Essen. . Der neue Gerinnungshemmer Pradaxa vom Pharmakonzern Boehringer Ingelheim wird weltweit mit rund 50 Todesfällen in Verbindung gebracht. Patienten, die das Mittel nahmen, waren an inneren Blutungen gestorben. Der Hersteller hat ergänzende Informationen zur Anwendung des Mittels an Ärzte und Apotheker verschickt.

In einem bundesweiten Anschreiben an Ärzte und Apotheker weist der Pharmakonzern Boehringer Ingelheim auf gesundheitliche Risiken seines Medikaments Pradaxa für bestimmte Patientengruppen hin. Hintergrund: In Deutschland werden Todesfälle mit dem Mittel in Verbindung gebracht. Weltweit sollen rund 50 Menschen nach der Therapie mit dem Gerinnungshemmer – der Schlaganfällen vorbeugen soll – an inneren Blutungen gestorben sein.

„Ob die Todesfälle mit Pradaxa zusammenhängen, ist noch nicht abschließend geklärt“, betonte Firmensprecher Reinhard Malin auf Anfrage unserer Zeitung.
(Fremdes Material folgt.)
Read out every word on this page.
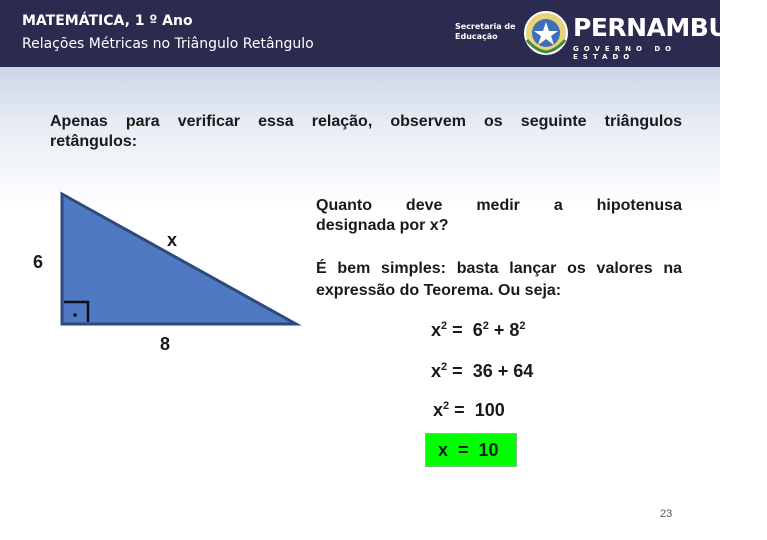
MATEMÁTICA, 1 º Ano
Relações Métricas no Triângulo Retângulo
Secretaria de
Educação	PERNAMBUCO
GOVERNO DO ESTADO
Apenas para verificar essa relação, observem os seguinte triângulos
retângulos:
6
x
8
Quanto deve medir a hipotenusa
designada por x?
É bem simples: basta lançar os valores na expressão do Teorema. Ou seja:
$x^2 = 6^2 + 8^2$
$x^2 = 36 + 64$
$x^2 = 100$
x  =  10
23
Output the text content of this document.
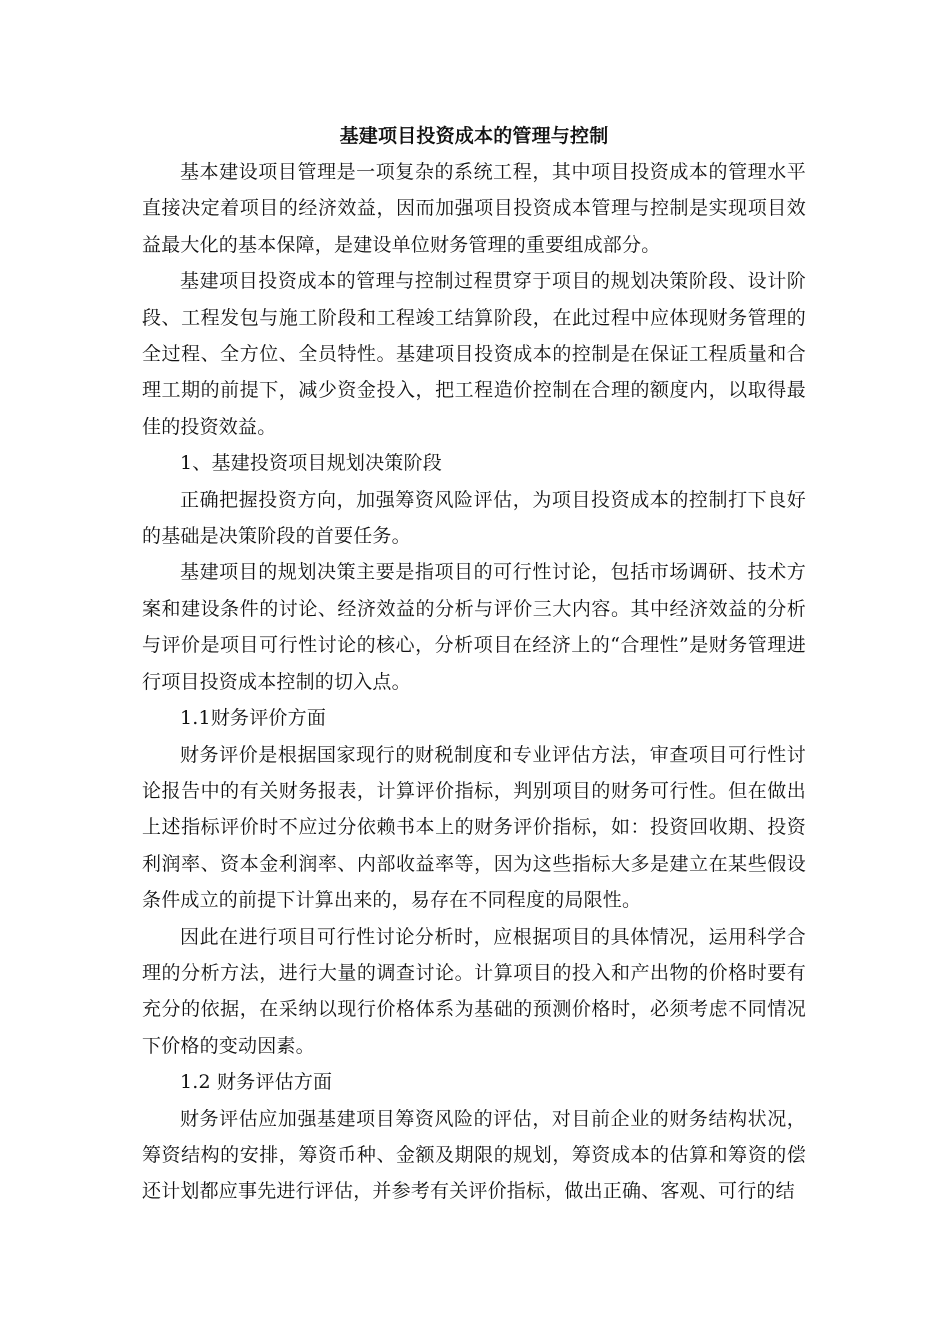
基建项目投资成本的管理与控制

基本建设项目管理是一项复杂的系统工程，其中项目投资成本的管理水平直接决定着项目的经济效益，因而加强项目投资成本管理与控制是实现项目效益最大化的基本保障，是建设单位财务管理的重要组成部分。

基建项目投资成本的管理与控制过程贯穿于项目的规划决策阶段、设计阶段、工程发包与施工阶段和工程竣工结算阶段，在此过程中应体现财务管理的全过程、全方位、全员特性。基建项目投资成本的控制是在保证工程质量和合理工期的前提下，减少资金投入，把工程造价控制在合理的额度内，以取得最佳的投资效益。

1、基建投资项目规划决策阶段

正确把握投资方向，加强筹资风险评估，为项目投资成本的控制打下良好的基础是决策阶段的首要任务。

基建项目的规划决策主要是指项目的可行性讨论，包括市场调研、技术方案和建设条件的讨论、经济效益的分析与评价三大内容。其中经济效益的分析与评价是项目可行性讨论的核心，分析项目在经济上的“合理性”是财务管理进行项目投资成本控制的切入点。

1.1财务评价方面

财务评价是根据国家现行的财税制度和专业评估方法，审查项目可行性讨论报告中的有关财务报表，计算评价指标，判别项目的财务可行性。但在做出上述指标评价时不应过分依赖书本上的财务评价指标，如：投资回收期、投资利润率、资本金利润率、内部收益率等，因为这些指标大多是建立在某些假设条件成立的前提下计算出来的，易存在不同程度的局限性。

因此在进行项目可行性讨论分析时，应根据项目的具体情况，运用科学合理的分析方法，进行大量的调查讨论。计算项目的投入和产出物的价格时要有充分的依据，在采纳以现行价格体系为基础的预测价格时，必须考虑不同情况下价格的变动因素。

1.2 财务评估方面

财务评估应加强基建项目筹资风险的评估，对目前企业的财务结构状况，筹资结构的安排，筹资币种、金额及期限的规划，筹资成本的估算和筹资的偿还计划都应事先进行评估，并参考有关评价指标，做出正确、客观、可行的结
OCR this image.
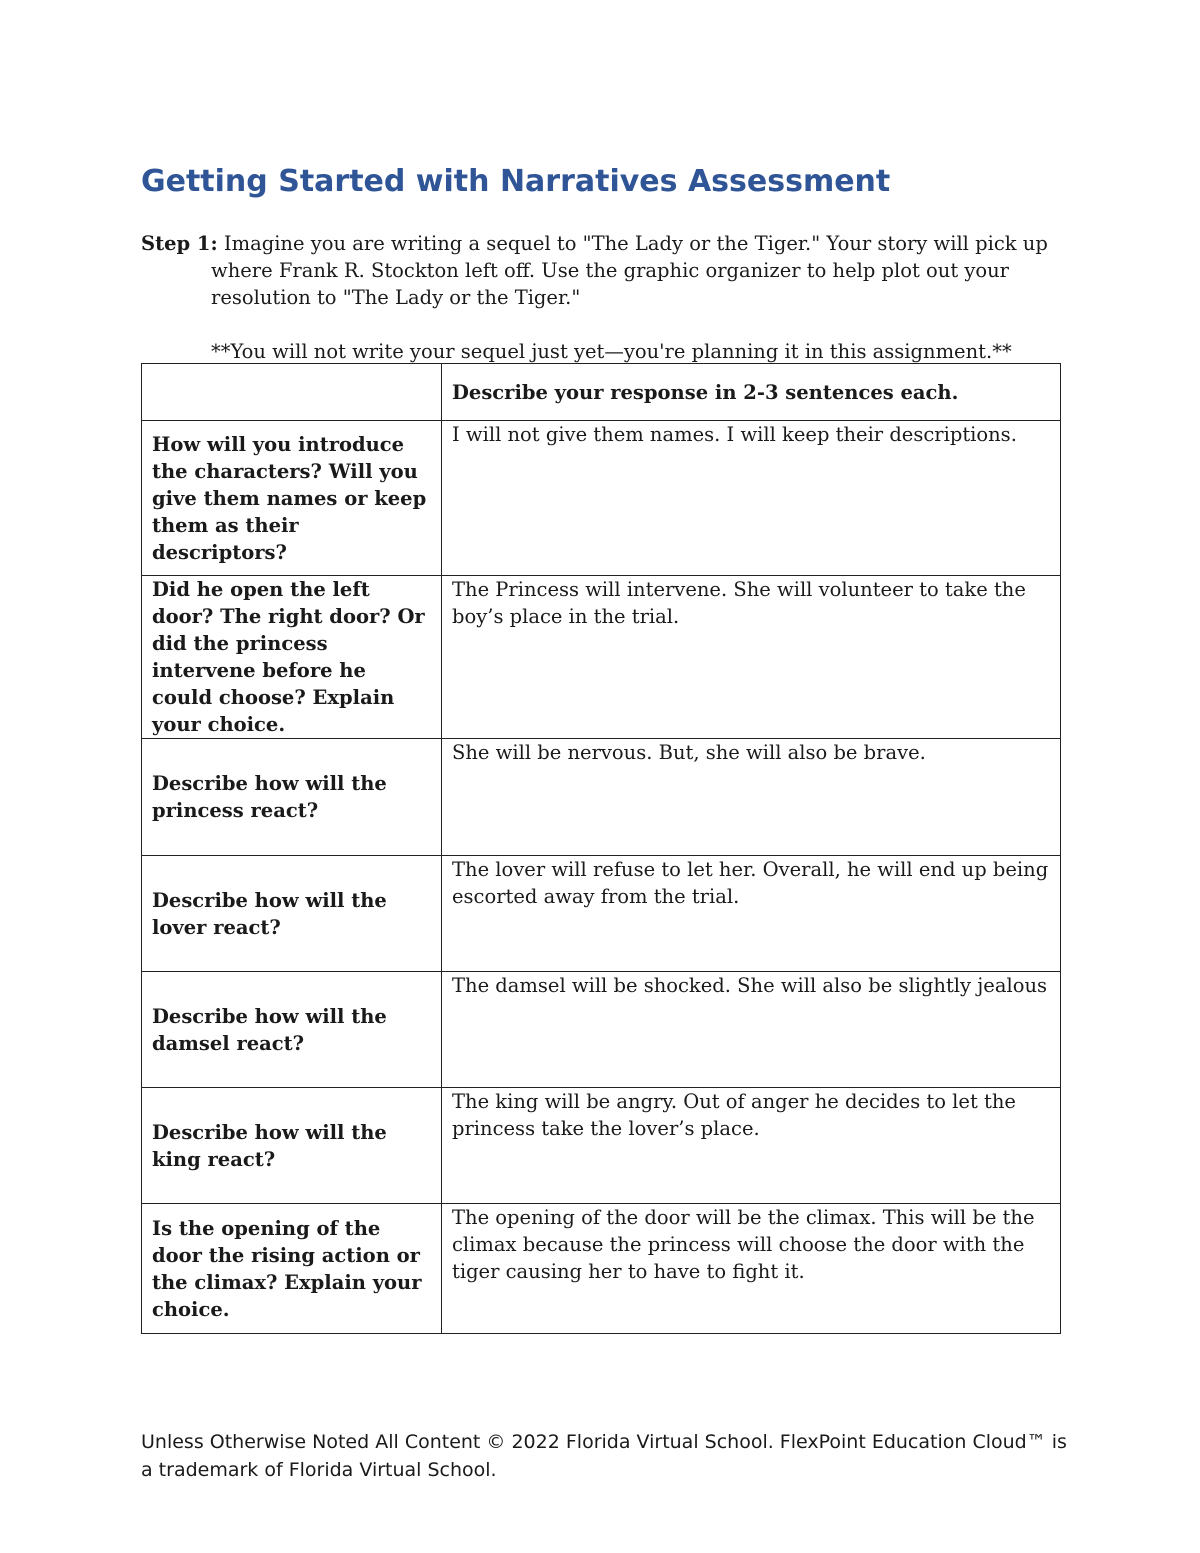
Getting Started with Narratives Assessment

Step 1: Imagine you are writing a sequel to "The Lady or the Tiger." Your story will pick up where Frank R. Stockton left off. Use the graphic organizer to help plot out your resolution to "The Lady or the Tiger."

**You will not write your sequel just yet—you're planning it in this assignment.**

	Describe your response in 2-3 sentences each.
How will you introduce the characters? Will you give them names or keep them as their descriptors?	I will not give them names. I will keep their descriptions.
Did he open the left door? The right door? Or did the princess intervene before he could choose? Explain your choice.	The Princess will intervene. She will volunteer to take the boy’s place in the trial.
Describe how will the princess react?	She will be nervous. But, she will also be brave.
Describe how will the lover react?	The lover will refuse to let her. Overall, he will end up being escorted away from the trial.
Describe how will the damsel react?	The damsel will be shocked. She will also be slightly jealous
Describe how will the king react?	The king will be angry. Out of anger he decides to let the princess take the lover’s place.
Is the opening of the door the rising action or the climax? Explain your choice.	The opening of the door will be the climax. This will be the climax because the princess will choose the door with the tiger causing her to have to fight it.

Unless Otherwise Noted All Content © 2022 Florida Virtual School. FlexPoint Education Cloud™ is a trademark of Florida Virtual School.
Es gebe keine Notwendigkeit, das Präparat vom Markt zu nehmen.

Die von Deutschlands zweitgrößtem Pharmaunternehmen jetzt europaweit verschickten ergänzenden Informationen zur Anwendung von Pradaxa wurden in Deutschland mit dem Bundesinstitut für Arzneimittel und Medizinprodukte (BfArM) abgestimmt. Dieses ist für die Zulassung von Medikamenten und die Abwehr von Arzneimittel-Risiken zuständig.

Pradaxa beinhaltet den Wirkstoff Dabigatranetexilat. Eingesetzt wird es zur Vorbeugung von Schlaganfällen bei Menschen mit einem Vorhofflimmern, einer Herzrhythmusstörung, die das Risiko für die Bildung von Blutgerinnseln und damit von Schlaganfällen erhöht.

Europaweit wurde Pradaxa schon am 18. März 2008 zugelassen, zunächst als Mittel, das Thrombosen nach einer Hüft- oder Kniegelenksersatz-Operation vorbeugen soll. Seit dem 4. August 2011 ist der Gerinnungshemmer EU-weit zur Vorbeugung von Schlaganfällen und Embolien bei Menschen mit Vorhofflimmern zugelassen. Boehringer Ingelheim empfiehlt Ärzten vor Behandlungsbeginn unbedingt, die Nierenfunktion des Patienten zu prüfen – durch die Ermittlung des Wertes Kreatinin-Clearance. Denn bei einer beeinträchtigten Nierenfunktion könne es zu lebensbedrohlichen inneren Blutungen kommen, etwa im Magen-Darm-Trakt, aber auch im Gehirn.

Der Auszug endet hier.